De pronto, una mano se introdujo entre la puerta y el umbral, abriéndola lentamente. Una mano negra, con garras y cicatrices en la piel que la cubría. Y luego un rostro tan macabro como el del demonio que muchos años después entraría en su cabeza…
Y de pronto la luz…
Y de pronto los alaridos…
Y de pronto el salto al vacío…
Y finalmente la inconsciencia.
Al recobrar el conocimiento, estaba tendido sobre un abundante charco de sangre, en la sala de estar de su antigua casa. Pero sus ojos no eran los mismos, eran menos agudos, más cansados. Al levantarse, sintió una molestia en su cuerpo: heridas, sangre y muerte.
Caminó arrastrando ambos pies por la estancia, para poder llegar a su guarida. Atravesó la sala de estar, el pasillo, y subió las escaleras, siempre arrastrando los pies.
Al llegar arriba, giró a la derecha y entró en la primera puerta que tenía frente a él. Dejando una continua marca de sangre desde el lugar del cual se levantó hasta donde terminaría su viaje, en el armario.
Abrió las puertas del mueble, y entró en él.
Al darse la vuelta para cerrar ambas puertas, pudo ver su propio reflejo en el espejo que permanecía inmóvil en la pared opuesta de su cuarto.
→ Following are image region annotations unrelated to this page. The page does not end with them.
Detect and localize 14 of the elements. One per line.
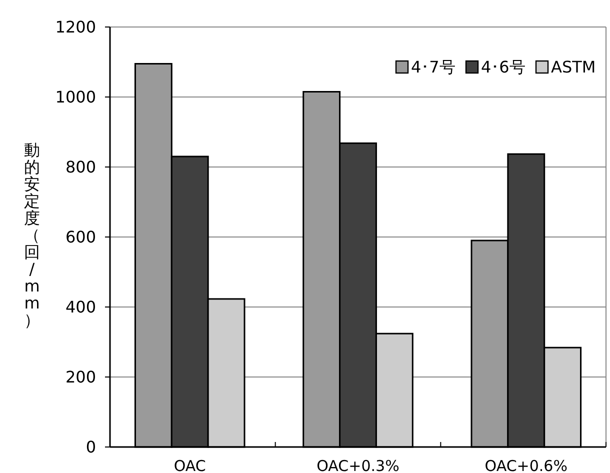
y-tick-label: 200	[65, 368, 96, 387]
legend-label: 4･6号	[481, 58, 526, 77]
x-tick-label: OAC	[174, 457, 206, 473]
y-axis-title: 動的安定度（回/mm）	[24, 140, 40, 330]
x-tick-label: OAC+0.3%	[316, 457, 400, 473]
y-tick-label: 0	[86, 438, 96, 457]
y-tick-label: 1000	[55, 88, 96, 107]
y-tick-label: 400	[65, 298, 96, 317]
y-tick-label: 1200	[55, 18, 96, 37]
x-tick-label: OAC+0.6%	[484, 457, 568, 473]
y-tick-label: 800	[65, 158, 96, 177]
y-tick-label: 600	[65, 228, 96, 247]
legend-label: 4･7号	[411, 58, 456, 77]
legend-label: ASTM	[551, 58, 596, 77]
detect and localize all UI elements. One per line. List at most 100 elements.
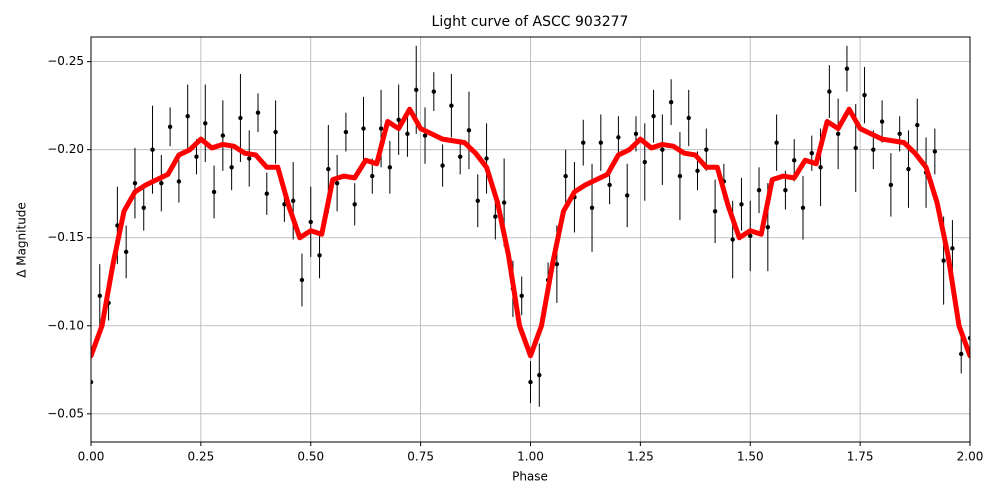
data-point: [642, 159, 647, 165]
y-tick-label: −0.05: [47, 406, 84, 420]
data-point: [229, 165, 234, 170]
data-point: [150, 147, 155, 152]
x-tick-label: 0.00: [78, 450, 105, 464]
data-point: [888, 182, 894, 188]
data-point: [528, 379, 533, 385]
data-point: [132, 180, 138, 186]
data-point: [255, 110, 261, 115]
data-point: [501, 200, 507, 205]
data-point: [783, 187, 788, 193]
data-point: [203, 121, 208, 126]
x-tick-label: 0.25: [188, 450, 215, 464]
x-axis-label: Phase: [512, 470, 548, 484]
data-point: [756, 187, 762, 193]
y-axis-label: Δ Magnitude: [15, 202, 29, 278]
data-point: [176, 179, 182, 184]
data-point: [941, 258, 946, 263]
data-point: [827, 89, 832, 94]
data-point: [422, 133, 428, 138]
data-point: [343, 129, 349, 135]
data-point: [677, 173, 683, 179]
data-point: [396, 117, 401, 122]
data-point: [651, 114, 656, 119]
data-point: [370, 173, 375, 179]
data-point: [730, 237, 735, 242]
data-point: [748, 233, 753, 239]
data-point: [739, 202, 744, 207]
data-point: [668, 99, 674, 105]
data-point: [449, 103, 454, 108]
data-point: [800, 205, 806, 211]
axes: 0.00 0.25 0.50 0.75 1.00 1.25 1.50 1.75 2.00 −0.2…: [47, 54, 983, 463]
data-point: [563, 173, 568, 179]
data-point: [141, 205, 146, 211]
plot-area: [91, 45, 970, 407]
data-point: [466, 128, 472, 133]
data-point: [317, 253, 322, 258]
data-point: [809, 151, 814, 156]
data-point: [686, 115, 691, 121]
data-point: [519, 293, 524, 299]
data-point: [238, 115, 243, 121]
data-point: [915, 122, 920, 128]
data-point: [194, 154, 199, 159]
data-point: [167, 124, 173, 130]
y-tick-label: −0.25: [47, 54, 84, 68]
data-point: [414, 87, 419, 93]
data-point: [264, 191, 269, 196]
data-point: [879, 119, 885, 124]
data-point: [247, 156, 252, 161]
data-point: [220, 133, 226, 138]
data-point: [704, 147, 709, 152]
data-point: [431, 89, 437, 94]
data-point: [352, 202, 357, 207]
data-point: [326, 166, 331, 172]
data-point: [616, 135, 621, 140]
data-point: [967, 335, 970, 341]
data-point: [598, 140, 604, 145]
data-point: [581, 140, 586, 145]
data-point: [211, 189, 217, 195]
data-point: [405, 131, 410, 137]
data-point: [493, 214, 498, 219]
data-point: [835, 131, 841, 137]
data-point: [633, 131, 639, 137]
data-point: [862, 92, 867, 98]
x-tick-label: 0.50: [297, 450, 324, 464]
data-point: [774, 140, 779, 145]
x-tick-label: 1.75: [847, 450, 874, 464]
data-point: [387, 165, 393, 170]
model-curve: [91, 106, 970, 359]
data-point: [906, 166, 911, 172]
data-point: [334, 180, 340, 186]
data-point: [871, 147, 876, 152]
y-tick-label: −0.15: [47, 230, 84, 244]
data-point: [159, 180, 164, 186]
data-point: [712, 209, 718, 214]
data-point: [765, 224, 771, 230]
x-tick-label: 0.75: [407, 450, 434, 464]
data-point: [844, 66, 850, 71]
data-point: [950, 246, 955, 251]
data-point: [185, 114, 190, 119]
data-point: [440, 163, 445, 168]
data-point: [853, 145, 858, 151]
data-point: [660, 147, 665, 152]
data-point: [123, 249, 129, 255]
chart-title: Light curve of ASCC 903277: [432, 14, 629, 30]
data-point: [91, 379, 94, 385]
x-tick-label: 1.00: [517, 450, 544, 464]
data-point: [308, 219, 313, 225]
data-point: [792, 158, 797, 163]
x-tick-label: 1.25: [627, 450, 654, 464]
y-tick-label: −0.20: [47, 142, 84, 156]
data-point: [695, 168, 700, 174]
data-point: [361, 126, 366, 131]
data-point: [589, 205, 595, 211]
data-point: [299, 277, 305, 283]
data-point: [457, 154, 463, 159]
data-point: [378, 126, 384, 131]
data-point: [607, 182, 612, 188]
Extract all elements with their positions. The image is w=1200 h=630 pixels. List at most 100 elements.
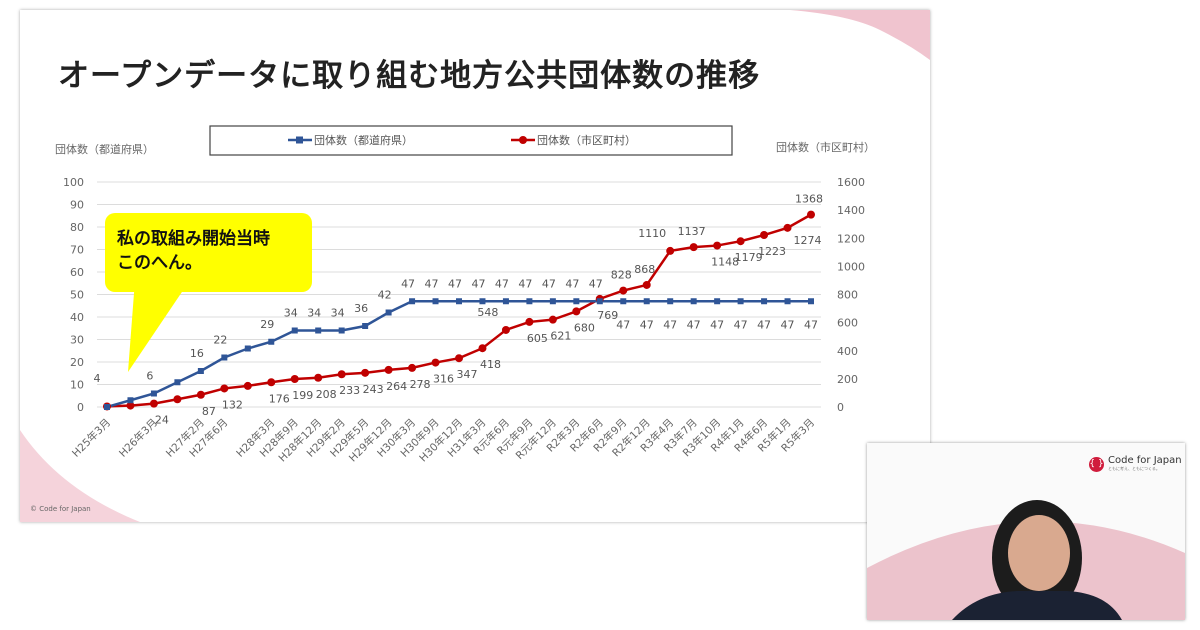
- data-point-prefecture: [197, 368, 204, 374]
- pink-corner-top-right: [790, 10, 930, 60]
- data-point-municipality: [384, 365, 393, 374]
- x-tick-label: H26年3月: [116, 416, 160, 460]
- data-label-prefecture: 47: [640, 318, 654, 331]
- data-point-prefecture: [784, 298, 791, 305]
- code-for-japan-logo: { } Code for Japan ともに考え、ともにつくる。: [1089, 456, 1182, 472]
- y-right-tick-label: 800: [837, 289, 858, 302]
- slide: 0 10 20 30 40 50 60 70 80 90 100 0 200 400 600 800 1000 1…: [20, 10, 930, 522]
- data-point-prefecture: [127, 397, 134, 404]
- data-label-prefecture: 47: [804, 318, 818, 331]
- data-label-prefecture: 47: [401, 277, 415, 290]
- data-label-municipality: 87: [202, 405, 216, 418]
- data-label-municipality: 418: [480, 358, 501, 371]
- data-point-municipality: [149, 399, 158, 408]
- y-axis-right-title: 団体数（市区町村）: [776, 140, 875, 154]
- data-label-prefecture: 47: [425, 277, 439, 290]
- data-point-municipality: [689, 243, 698, 252]
- data-label-prefecture: 47: [781, 318, 795, 331]
- data-point-prefecture: [385, 309, 392, 316]
- data-point-prefecture: [244, 345, 251, 352]
- x-tick-label: H25年3月: [69, 416, 113, 460]
- data-label-prefecture: 6: [146, 370, 153, 383]
- data-label-municipality: 1274: [794, 234, 822, 247]
- data-label-prefecture: 47: [663, 318, 677, 331]
- data-label-municipality: 1110: [638, 227, 666, 240]
- data-label-municipality: 769: [597, 309, 618, 322]
- data-label-municipality: 199: [292, 389, 313, 402]
- data-point-municipality: [408, 363, 417, 372]
- data-point-municipality: [807, 210, 815, 219]
- data-point-prefecture: [667, 298, 674, 305]
- callout-tail: [128, 280, 190, 372]
- data-label-prefecture: 47: [448, 277, 462, 290]
- data-point-municipality: [290, 375, 299, 384]
- copyright-footer: © Code for Japan: [30, 505, 91, 513]
- data-label-prefecture: 42: [378, 289, 392, 302]
- logo-text: Code for Japan: [1108, 455, 1182, 466]
- y-left-tick-label: 20: [70, 356, 84, 369]
- data-point-municipality: [501, 325, 510, 334]
- y-right-tick-label: 1600: [837, 176, 865, 189]
- callout-line-1: 私の取組み開始当時: [117, 229, 270, 249]
- chart-legend: 団体数（都道府県） 団体数（市区町村）: [209, 125, 733, 156]
- data-label-prefecture: 47: [687, 318, 701, 331]
- data-point-prefecture: [432, 298, 439, 305]
- data-point-municipality: [642, 280, 651, 289]
- data-point-prefecture: [221, 354, 228, 361]
- data-point-municipality: [243, 381, 252, 390]
- data-label-municipality: 1179: [735, 251, 763, 264]
- y-left-tick-label: 90: [70, 199, 84, 212]
- data-point-prefecture: [362, 323, 369, 329]
- data-point-prefecture: [714, 298, 721, 305]
- y-left-tick-label: 0: [77, 401, 84, 414]
- data-point-municipality: [455, 354, 463, 363]
- data-label-municipality: 24: [155, 414, 169, 427]
- data-point-municipality: [736, 237, 745, 246]
- data-point-municipality: [666, 246, 675, 255]
- data-label-municipality: 828: [611, 269, 632, 282]
- data-point-prefecture: [690, 298, 697, 305]
- data-label-prefecture: 47: [542, 277, 556, 290]
- data-point-prefecture: [808, 298, 814, 305]
- data-point-municipality: [337, 370, 346, 379]
- data-label-municipality: 680: [574, 321, 595, 334]
- y-left-tick-label: 50: [70, 289, 84, 302]
- y-right-tick-label: 200: [837, 373, 858, 386]
- y-right-tick-label: 0: [837, 401, 844, 414]
- data-label-prefecture: 47: [565, 277, 579, 290]
- data-point-prefecture: [596, 298, 603, 305]
- data-label-municipality: 605: [527, 332, 548, 345]
- data-point-municipality: [431, 358, 440, 367]
- data-label-prefecture: 47: [734, 318, 748, 331]
- data-point-prefecture: [338, 327, 345, 334]
- speaker-shirt: [952, 591, 1122, 620]
- data-point-prefecture: [150, 390, 157, 397]
- y-left-tick-label: 70: [70, 244, 84, 257]
- y-right-tick-label: 600: [837, 317, 858, 330]
- data-label-municipality: 621: [550, 330, 571, 343]
- data-point-municipality: [361, 368, 370, 377]
- data-label-prefecture: 34: [284, 307, 298, 320]
- data-point-prefecture: [737, 298, 744, 305]
- data-label-prefecture: 47: [616, 318, 630, 331]
- data-point-prefecture: [409, 298, 416, 305]
- data-label-prefecture: 16: [190, 347, 204, 360]
- data-label-municipality: 278: [410, 378, 431, 391]
- chart: 0102030405060708090100020040060080010001…: [20, 10, 930, 522]
- pink-corner-bottom-left: [20, 430, 140, 522]
- data-label-prefecture: 47: [710, 318, 724, 331]
- data-point-municipality: [783, 223, 792, 232]
- data-label-municipality: 548: [477, 306, 498, 319]
- data-label-municipality: 208: [316, 388, 337, 401]
- data-label-municipality: 347: [457, 368, 478, 381]
- data-point-prefecture: [502, 298, 509, 305]
- data-label-municipality: 176: [269, 392, 290, 405]
- y-left-tick-label: 40: [70, 311, 84, 324]
- data-point-prefecture: [761, 298, 768, 305]
- data-label-prefecture: 47: [471, 277, 485, 290]
- data-label-prefecture: 47: [518, 277, 532, 290]
- slide-title: オープンデータに取り組む地方公共団体数の推移: [58, 58, 761, 94]
- data-label-municipality: 1368: [795, 193, 823, 206]
- data-label-municipality: 233: [339, 384, 360, 397]
- data-point-municipality: [314, 373, 323, 382]
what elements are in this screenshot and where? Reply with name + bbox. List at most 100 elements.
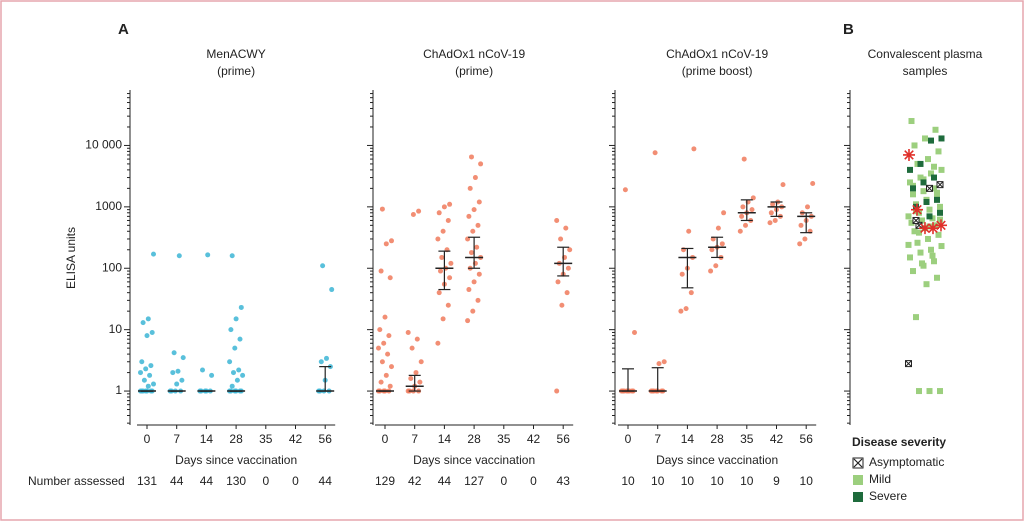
- data-point: [564, 290, 570, 296]
- panel-title: ChAdOx1 nCoV-19: [423, 47, 525, 61]
- data-point: [205, 252, 211, 258]
- data-point: [475, 297, 481, 303]
- panel-title: Convalescent plasma: [868, 47, 983, 61]
- data-point: [905, 213, 912, 220]
- panel-title: ChAdOx1 nCoV-19: [666, 47, 768, 61]
- number-assessed: 10: [681, 474, 695, 488]
- data-point: [937, 388, 943, 395]
- number-assessed: 0: [530, 474, 537, 488]
- data-point: [414, 336, 420, 342]
- data-point: [913, 314, 919, 321]
- data-point: [926, 223, 933, 230]
- data-point: [810, 181, 816, 187]
- data-point: [180, 355, 186, 361]
- data-point: [935, 231, 942, 238]
- data-point: [418, 359, 424, 365]
- data-point: [144, 333, 150, 339]
- asymptomatic-cross: [913, 217, 919, 224]
- number-assessed: 44: [438, 474, 452, 488]
- number-assessed: 130: [226, 474, 246, 488]
- data-point: [413, 370, 419, 376]
- data-point: [554, 217, 560, 223]
- y-tick-label: 10 000: [85, 138, 122, 152]
- data-point: [387, 383, 393, 389]
- data-point: [678, 308, 684, 314]
- data-point: [447, 275, 453, 281]
- data-point: [719, 241, 725, 247]
- data-point: [802, 236, 808, 242]
- data-point: [417, 379, 423, 385]
- data-point: [381, 340, 387, 346]
- data-point: [465, 318, 471, 324]
- data-point: [715, 225, 721, 231]
- data-point: [440, 316, 446, 322]
- data-point: [138, 370, 143, 376]
- data-point: [555, 279, 561, 285]
- data-point: [466, 213, 472, 219]
- data-point: [228, 327, 234, 333]
- data-point: [448, 260, 454, 266]
- data-point: [910, 268, 916, 275]
- data-point: [382, 314, 388, 320]
- number-assessed: 9: [773, 474, 780, 488]
- data-point: [923, 281, 930, 288]
- x-tick-label: 14: [200, 432, 214, 446]
- x-axis-label: Days since vaccination: [413, 453, 535, 467]
- data-point: [567, 247, 573, 253]
- data-point: [920, 188, 927, 195]
- data-point: [379, 359, 385, 365]
- data-point: [227, 359, 233, 365]
- data-point: [917, 160, 924, 167]
- data-point: [919, 217, 925, 224]
- data-point: [237, 336, 243, 342]
- data-point: [233, 316, 239, 322]
- data-point: [320, 263, 326, 269]
- data-point: [683, 306, 689, 312]
- data-point: [469, 154, 474, 160]
- data-point: [934, 274, 940, 281]
- data-point: [926, 213, 933, 220]
- data-point: [907, 166, 913, 173]
- data-point: [931, 174, 937, 181]
- data-point: [919, 260, 925, 267]
- data-point: [143, 366, 149, 372]
- data-point: [151, 381, 156, 387]
- data-point: [928, 137, 934, 144]
- data-point: [937, 209, 943, 216]
- legend-label: Severe: [869, 489, 907, 503]
- data-point: [780, 182, 786, 188]
- data-point: [409, 345, 415, 351]
- data-point: [721, 210, 727, 216]
- asymptomatic-cross: [926, 185, 933, 192]
- data-point: [445, 217, 451, 223]
- x-tick-label: 56: [319, 432, 333, 446]
- asymptomatic-cross: [905, 360, 912, 367]
- data-point: [408, 376, 414, 382]
- data-point: [749, 207, 755, 213]
- number-assessed: 42: [408, 474, 422, 488]
- starred-point: [927, 222, 939, 235]
- data-point: [435, 340, 441, 346]
- data-point: [937, 216, 943, 223]
- data-point: [174, 381, 180, 387]
- y-tick-label: 10: [109, 322, 123, 336]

Y vio el cuerpo de un anciano, sangrante y abatido. Su piel blanca como la nieve, sus manos arrugadas y sus piernas debilitadas. Su cuello con heridas de mordiscos y su cuerpo con arañados y magulladuras. Pero su rostro, su rostro era el de una criatura tan aterradora como el infierno mismo. Carecía de ojos, y sus cuencas permanecían vacías, mostrando una oscuridad intensa y embriagadora. Una sonrisa tan malévola y espeluznante, con grandes dientes puntiagudos, y una lengua que sobresalía varias pulgadas fuera de su boca.
Cerró ambas puertas, y la entidad, mitad humana, mitad monstruo, se perdió entre las sombras.
A los pocos segundos dentro del armario sólo estarían las ropas que siempre había contenido.
Pero, más allá del mundo que conocemos, en algún lugar oscuro y lleno de sufrimiento, el extraño ser se transformaba lentamente en una horripilante criatura cubierta de piel negra y cicatrizada por diversos ataques. Ahora, además de todas las marcas, lo cubrían quemaduras de diversos grados e intensidades.
La criatura del armario había renacido, usando el cuerpo del abuelo del pequeño como medio para llevar a cabo su propósito: su anhelada venganza contra el niño que había causado esas terribles heridas…
Tomy entró a la casa luego de casi 18 años para darse cuenta de que todo estaba tal como poco a poco lo iba recordando.
La sala de estar, el comedor, las escaleras al final del pasillo, el baño…
Era un lugar familiar, se sentía en casa.
Los episodios en su memoria eran parte del pasado, aquella trágica muerte unos metros más allá aún era un borroso sueño casi ajeno, pero permanecían allí, en lo más profundo de su mente.
Al ingresar, los pasos hacían crujir el suelo de madera. Su padrastro iba tras él, alumbrando cuidadosamente en cada parte. Intentaron encender las luces, pero era evidente que sería inútil.
-Con cuidado hijo, puede haber alguien quizás viviendo en la casa o algún animal salvaje.